Bab 222. Suami dan Istri



Saat Jiang Changyang menunggu di depan dengan barang-barangnya yang sudah dikemas, Nyonya Cen, meskipun ini adalah pernikahan kedua putrinya, masih merasa berat untuk melepaskannya. Dia memegang tangan Mudan, memberinya instruksi terperinci. Mudan memanfaatkan kesempatan ini untuk memberi tahu Nyonya Cen tentang kejadian sebelumnya.


Nyonya Cen menjawab dengan tenang, "Jangan khawatir, hal seperti ini hanya terjadi sekali. Pulanglah dengan tenang. Aku akan mengurusnya.”


Mudan meremas tangannya dengan cemas, “Kalau begitu aku akan pergi? Jika terjadi sesuatu, kirim seseorang untuk segera memberitahuku.”


Nyonya Cen dengan penuh kasih membetulkan jepit rambut dan anting Mudan, “Jalani hidupmu dengan baik. Dalam pernikahan, pertimbangan dan rasa hormat bersama sangatlah penting. Dia bertanggung jawab, tetapi kepribadiannya yang kuat terkadang bisa jadi menantang. Mengalahlah bila perlu; itu tidak akan selalu merugikanmu.”


Mudan setuju, mengucapkan selamat tinggal kepada semua orang, dan berangkat dengan keretanya.


Nyonya Cen memperhatikan sampai kereta Mudan menghilang dari pandangan sebelum berbalik untuk masuk ke dalam. Zhen Shi, yang penasaran, datang untuk mendukungnya, berpura-pura khawatir, “Ibu, haruskah kita pergi melihat-lihat?”

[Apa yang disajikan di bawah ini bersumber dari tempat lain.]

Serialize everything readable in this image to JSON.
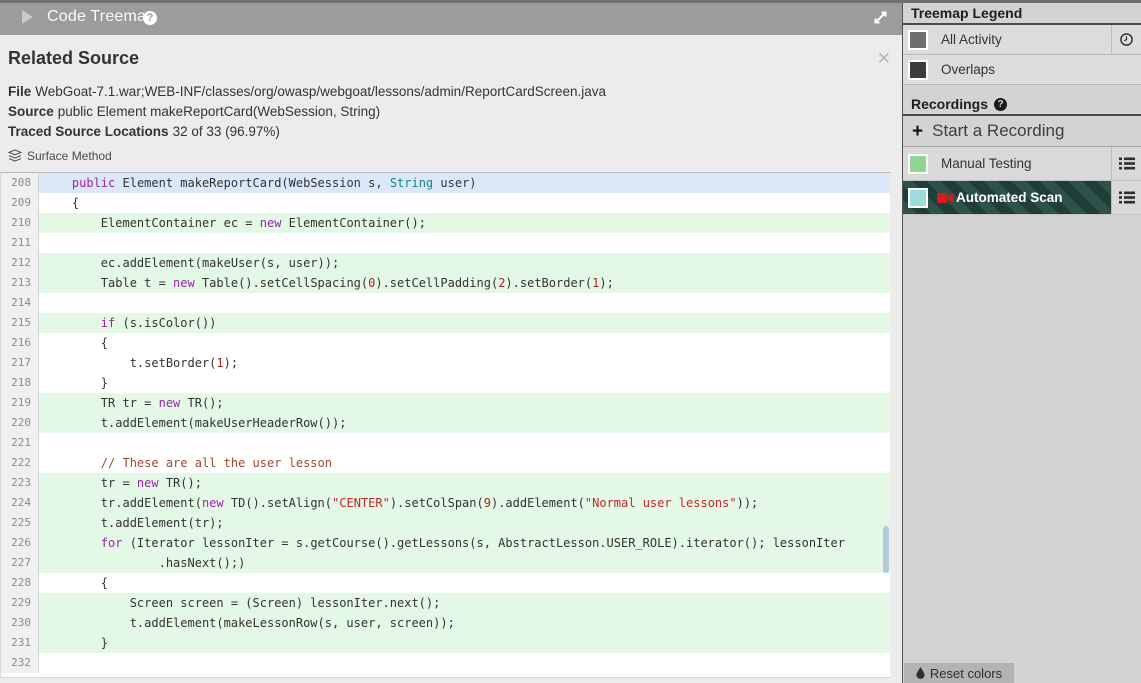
{
  "header": {
    "title": "Code Treemap",
    "help_glyph": "?"
  },
  "panel": {
    "title": "Related Source",
    "close_glyph": "✕",
    "meta": [
      {
        "label": "File",
        "value": "WebGoat-7.1.war;WEB-INF/classes/org/owasp/webgoat/lessons/admin/ReportCardScreen.java"
      },
      {
        "label": "Source",
        "value": "public Element makeReportCard(WebSession, String)"
      },
      {
        "label": "Traced Source Locations",
        "value": "32 of 33 (96.97%)"
      }
    ],
    "surface_method_label": "Surface Method"
  },
  "code": {
    "lines": [
      {
        "n": 208,
        "hl": "blue",
        "seg": [
          [
            "    ",
            ""
          ],
          [
            "public",
            "kw"
          ],
          [
            " Element makeReportCard(WebSession s, ",
            ""
          ],
          [
            "String",
            "typ"
          ],
          [
            " user)",
            ""
          ]
        ]
      },
      {
        "n": 209,
        "hl": "",
        "seg": [
          [
            "    {",
            ""
          ]
        ]
      },
      {
        "n": 210,
        "hl": "green",
        "seg": [
          [
            "        ElementContainer ec = ",
            ""
          ],
          [
            "new",
            "kw"
          ],
          [
            " ElementContainer();",
            ""
          ]
        ]
      },
      {
        "n": 211,
        "hl": "",
        "seg": [
          [
            "",
            ""
          ]
        ]
      },
      {
        "n": 212,
        "hl": "green",
        "seg": [
          [
            "        ec.addElement(makeUser(s, user));",
            ""
          ]
        ]
      },
      {
        "n": 213,
        "hl": "green",
        "seg": [
          [
            "        Table t = ",
            ""
          ],
          [
            "new",
            "kw"
          ],
          [
            " Table().setCellSpacing(",
            ""
          ],
          [
            "0",
            "num"
          ],
          [
            ").setCellPadding(",
            ""
          ],
          [
            "2",
            "num"
          ],
          [
            ").setBorder(",
            ""
          ],
          [
            "1",
            "num"
          ],
          [
            ");",
            ""
          ]
        ]
      },
      {
        "n": 214,
        "hl": "",
        "seg": [
          [
            "",
            ""
          ]
        ]
      },
      {
        "n": 215,
        "hl": "green",
        "seg": [
          [
            "        ",
            ""
          ],
          [
            "if",
            "kw"
          ],
          [
            " (s.isColor())",
            ""
          ]
        ]
      },
      {
        "n": 216,
        "hl": "",
        "seg": [
          [
            "        {",
            ""
          ]
        ]
      },
      {
        "n": 217,
        "hl": "",
        "seg": [
          [
            "            t.setBorder(",
            ""
          ],
          [
            "1",
            "num"
          ],
          [
            ");",
            ""
          ]
        ]
      },
      {
        "n": 218,
        "hl": "",
        "seg": [
          [
            "        }",
            ""
          ]
        ]
      },
      {
        "n": 219,
        "hl": "green",
        "seg": [
          [
            "        TR tr = ",
            ""
          ],
          [
            "new",
            "kw"
          ],
          [
            " TR();",
            ""
          ]
        ]
      },
      {
        "n": 220,
        "hl": "green",
        "seg": [
          [
            "        t.addElement(makeUserHeaderRow());",
            ""
          ]
        ]
      },
      {
        "n": 221,
        "hl": "",
        "seg": [
          [
            "",
            ""
          ]
        ]
      },
      {
        "n": 222,
        "hl": "",
        "seg": [
          [
            "        ",
            ""
          ],
          [
            "// These are all the user lesson",
            "com"
          ]
        ]
      },
      {
        "n": 223,
        "hl": "green",
        "seg": [
          [
            "        tr = ",
            ""
          ],
          [
            "new",
            "kw"
          ],
          [
            " TR();",
            ""
          ]
        ]
      },
      {
        "n": 224,
        "hl": "green",
        "seg": [
          [
            "        tr.addElement(",
            ""
          ],
          [
            "new",
            "kw"
          ],
          [
            " TD().setAlign(",
            ""
          ],
          [
            "\"CENTER\"",
            "str"
          ],
          [
            ").setColSpan(",
            ""
          ],
          [
            "9",
            "num"
          ],
          [
            ").addElement(",
            ""
          ],
          [
            "\"Normal user lessons\"",
            "str"
          ],
          [
            "));",
            ""
          ]
        ]
      },
      {
        "n": 225,
        "hl": "green",
        "seg": [
          [
            "        t.addElement(tr);",
            ""
          ]
        ]
      },
      {
        "n": 226,
        "hl": "green",
        "seg": [
          [
            "        ",
            ""
          ],
          [
            "for",
            "kw"
          ],
          [
            " (Iterator lessonIter = s.getCourse().getLessons(s, AbstractLesson.USER_ROLE).iterator(); lessonIter",
            ""
          ]
        ]
      },
      {
        "n": 227,
        "hl": "green",
        "seg": [
          [
            "                .hasNext();)",
            ""
          ]
        ]
      },
      {
        "n": 228,
        "hl": "",
        "seg": [
          [
            "        {",
            ""
          ]
        ]
      },
      {
        "n": 229,
        "hl": "green",
        "seg": [
          [
            "            Screen screen = (Screen) lessonIter.next();",
            ""
          ]
        ]
      },
      {
        "n": 230,
        "hl": "green",
        "seg": [
          [
            "            t.addElement(makeLessonRow(s, user, screen));",
            ""
          ]
        ]
      },
      {
        "n": 231,
        "hl": "green",
        "seg": [
          [
            "        }",
            ""
          ]
        ]
      },
      {
        "n": 232,
        "hl": "",
        "seg": [
          [
            "",
            ""
          ]
        ]
      }
    ]
  },
  "sidebar": {
    "legend": {
      "title": "Treemap Legend",
      "items": [
        {
          "label": "All Activity",
          "swatch": "#6e6e6e"
        },
        {
          "label": "Overlaps",
          "swatch": "#3b3b3b"
        }
      ]
    },
    "recordings": {
      "title": "Recordings",
      "help_glyph": "?",
      "plus_glyph": "+",
      "start_label": "Start a Recording",
      "items": [
        {
          "label": "Manual Testing",
          "swatch": "#8fd694",
          "selected": false
        },
        {
          "label": "Automated Scan",
          "swatch": "#9edcda",
          "selected": true
        }
      ]
    },
    "reset_label": "Reset colors"
  },
  "colors": {
    "highlight_line_blue": "#dbe8f9",
    "highlight_line_green": "#e4f8e6",
    "selected_stripe_a": "#2d524b",
    "selected_stripe_b": "#203d38",
    "syntax_keyword": "#9b26a6",
    "syntax_type": "#16867c",
    "syntax_string": "#c0282d",
    "syntax_comment": "#9e4a30",
    "syntax_number": "#9e2927"
  }
}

Nyonya Cen menatapnya dengan dingin, “Lihat apa? Aku benar-benar dipermalukan hari ini. Aku kelelahan.” Kemudian dia pergi ke tempat tidurnya dan berbaring untuk tidur.


Nyonya Wu, Zhen Shi, Xue Shi, dan yang lainnya menunggu dengan tenang di dekatnya. Melihat tidak ada gerakan dari Nyonya Cen, mereka saling bertukar pandang dan pergi dengan tenang, hanya menyisakan Nyonya Wu yang duduk di luar dengan sulamannya, berjaga-jaga.


Begitu mereka keluar dari ruang utama, Zhen Shi berhenti dan berbisik kepada Xue Shi, Bai Shi, dan yang lainnya, “Haruskah kita pergi melihatnya?” Seperti apa keadaan Liulang sekarang, yang pernah diarak di jalan dan pernah dipenjara? Satu-satunya cara untuk melihat lelucon itu adalah dengan menonton momen ini.


Melihat sikap Nyonya Cen, mereka tidak berhak ikut campur. Xue Shi tetap diam, sementara Bai Shi berkata, “Ada beberapa hal yang harus kuurus. Saudari ipar, bagaimana kalau kau pergi dulu, dan kami akan menyusul nanti?” Zhang Shi, menggendong seorang anak, menambahkan, “Ya, anak kecil ini mulai mengantuk. Kami hanya akan merepotkan jika pergi sekarang.” Li Shi, yang tidak pernah akur dengan Zhen Shi, berkata dengan tenang, “Aku sudah membuat baju untuk Si Lang. Dia akan segera kembali, jadi aku harus menyelesaikannya.” Dia kemudian pergi lebih dulu.


Melihat semua saudara iparnya meninggalkannya, Zhen Shi menghentakkan kakinya karena frustrasi, tetapi tetap berjalan menuju halaman Liulang. Meskipun licik, dia meringankan langkahnya saat mendekat, menyelinap masuk untuk berjongkok di bawah jendela dan mendengarkan.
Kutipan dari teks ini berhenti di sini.